The Ba’ath (“Renaissance” in Arabic) was a pan-Arab political party founded by Michel Aflaq and Salah alDin Bitar. From Syria, Aflaq (1910–89) came from a Greek Orthodox family; he studied at the Sorbonne and became a teacher in a well-known secondary school in Damascus. Bitar (1912–80), from a prominent Damascene Sunni Muslim family, also studied in France and taught at the same school as Aflaq. In 1940 they led a small group known as the Movement of Arab Renaissance, or Ba’ath, that professed a pan-Arab, anti-imperialism program. Aflaq was the preeminent ideologue of the party, which published a series of papers dealing with Arab nationalism, Arab union, and Arab socialism, as opposed to a strictly Marxist ideology. The party’s motto was “Unity, Freedom, Socialism.”
In 1947 the group merged with another nationalist party to form the Arab Ba’ath Party.
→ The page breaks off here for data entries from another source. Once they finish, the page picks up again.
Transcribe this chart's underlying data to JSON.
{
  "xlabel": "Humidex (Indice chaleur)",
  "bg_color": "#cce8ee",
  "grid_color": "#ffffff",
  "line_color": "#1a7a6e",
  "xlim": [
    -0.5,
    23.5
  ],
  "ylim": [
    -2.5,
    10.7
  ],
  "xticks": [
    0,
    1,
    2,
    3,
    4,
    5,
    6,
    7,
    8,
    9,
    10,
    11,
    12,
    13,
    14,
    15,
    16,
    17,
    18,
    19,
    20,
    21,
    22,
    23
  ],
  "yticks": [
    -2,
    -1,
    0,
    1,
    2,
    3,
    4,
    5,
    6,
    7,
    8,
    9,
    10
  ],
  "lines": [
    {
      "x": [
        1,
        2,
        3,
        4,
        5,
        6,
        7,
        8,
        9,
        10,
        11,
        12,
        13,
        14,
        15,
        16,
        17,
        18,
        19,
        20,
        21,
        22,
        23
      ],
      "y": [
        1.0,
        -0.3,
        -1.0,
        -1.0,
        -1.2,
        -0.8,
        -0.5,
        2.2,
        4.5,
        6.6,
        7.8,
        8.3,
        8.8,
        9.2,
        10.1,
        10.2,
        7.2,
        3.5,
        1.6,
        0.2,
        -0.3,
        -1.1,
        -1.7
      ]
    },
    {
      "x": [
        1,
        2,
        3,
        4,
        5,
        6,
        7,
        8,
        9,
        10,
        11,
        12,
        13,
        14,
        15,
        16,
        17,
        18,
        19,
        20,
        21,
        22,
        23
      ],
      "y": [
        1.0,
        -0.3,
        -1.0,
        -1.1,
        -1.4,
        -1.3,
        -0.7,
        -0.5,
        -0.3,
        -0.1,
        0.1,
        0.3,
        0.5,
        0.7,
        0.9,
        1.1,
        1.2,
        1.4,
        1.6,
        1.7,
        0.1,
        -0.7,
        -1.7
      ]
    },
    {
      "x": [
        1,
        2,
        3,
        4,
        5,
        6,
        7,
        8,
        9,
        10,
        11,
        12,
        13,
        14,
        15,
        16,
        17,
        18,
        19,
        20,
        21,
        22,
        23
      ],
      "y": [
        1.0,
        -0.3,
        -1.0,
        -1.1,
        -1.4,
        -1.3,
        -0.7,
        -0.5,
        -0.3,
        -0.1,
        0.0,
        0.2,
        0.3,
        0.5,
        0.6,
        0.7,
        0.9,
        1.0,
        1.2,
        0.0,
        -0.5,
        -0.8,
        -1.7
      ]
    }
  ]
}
The new party attracted members including nationalistic youth; disaffected minorities, especially the Alawites in Syria; and young army officers. In 1953 the party unified with Akram Hourani’s Arab Socialist Party to become the Arab Socialist Ba’ath Party. A popular nationalist, Hourani had a far wider following than Aflaq, and his participation in the party enlarged its support and membership.
The party was organized into cells on the grassroots level, giving it considerable flexibility. Groups of cells (two to seven) were formed into party divisions that merged into party sections representing entire towns or rural districts and, at the highest level, party branches. At periodic party congresses all the party branches met. The national command was the executive that exercised considerable power from the top down.
In 1958 the Ba’ath strongly supported the creation of the United Arab Republic but became disenchanted with having to take a secondary role to that of Nasser and Egypt. The Ba’ath supported Syria’s withdrawal from the union in 1961, and a military coup in 1963 brought the Ba’ath into power. Bitar and Aflaq both supported the so-called civilian wing of the party versus the military wing, but they were outmaneuvered in 1966. Although he retained the title of secretary-general of the party, Aflaq held no real power and went into exile. He ultimately moved to Baghdad in 1974, where he enjoyed considerable respect but no real power. In 1989 Aflaq died, whereupon the Iraqi regime announced that he had converted to Islam prior to his death. After considerable infighting among Ba’athist officers in Syria, Hafez al-Assad seized power in 1970 and proceeded to establish a regime that lasted into the 21st century. Bitar split from the party owing to disagreements with the Assad regime; he went into exile in Paris, where he was assassinated—possibly by Syrian intelligence—in 1980.
The Ba’ath established branches in Jordan, Lebanon, North and South Yemen, and other Arab states. Al-Saiqa was the Palestinian branch of the Ba’ath under control of Syria. Although these separate branches played some limited political roles in their respective countries, Syria and Iraq remained the centers of the party’s power.
In Iraq the Ba’ath Party came to power in 1963 under Abd al-Salem Arif, but internal disputes again led to its loss of power. Under General Ahmad Hassan al-Bakr, who led a military coup in 1968, the Ba’ath returned to power. Although most Iraqi Ba’athists were not professional soldiers, they attracted considerable support from the military. Bakr’s main protégé, Saddam Hussein, a committed Ba’athist, ousted his mentor from power in 1979. Assad in Syria and Hussein in Iraq became bitter rivals, but both claimed to represent the real Ba’ath Party. Although both leaders professed their commitment to pan-Arabism, they adopted increasingly nationalistic policies to retain power. The Ba’ath Party in Iraq was dismantled after the U.S. invasion in 2003 but remained in power under Bashar al-Assad in Syria.
Bibliography:
- Baram, Amatzia. Culture, History and Ideology in the Formation of Ba’athist Iraq, 1968–89. London: Macmillan, 1991;
- Hinnebusch, Raymond A. Authoritarian Power and State Formation in Ba’athist Syria: Army, Party, and Peasant. Boulder, CO: Westview, 1990;
- Roberts, David. The Ba’ath and the Creation of Modern Syria. New York: St. Martin’s Press, 1987.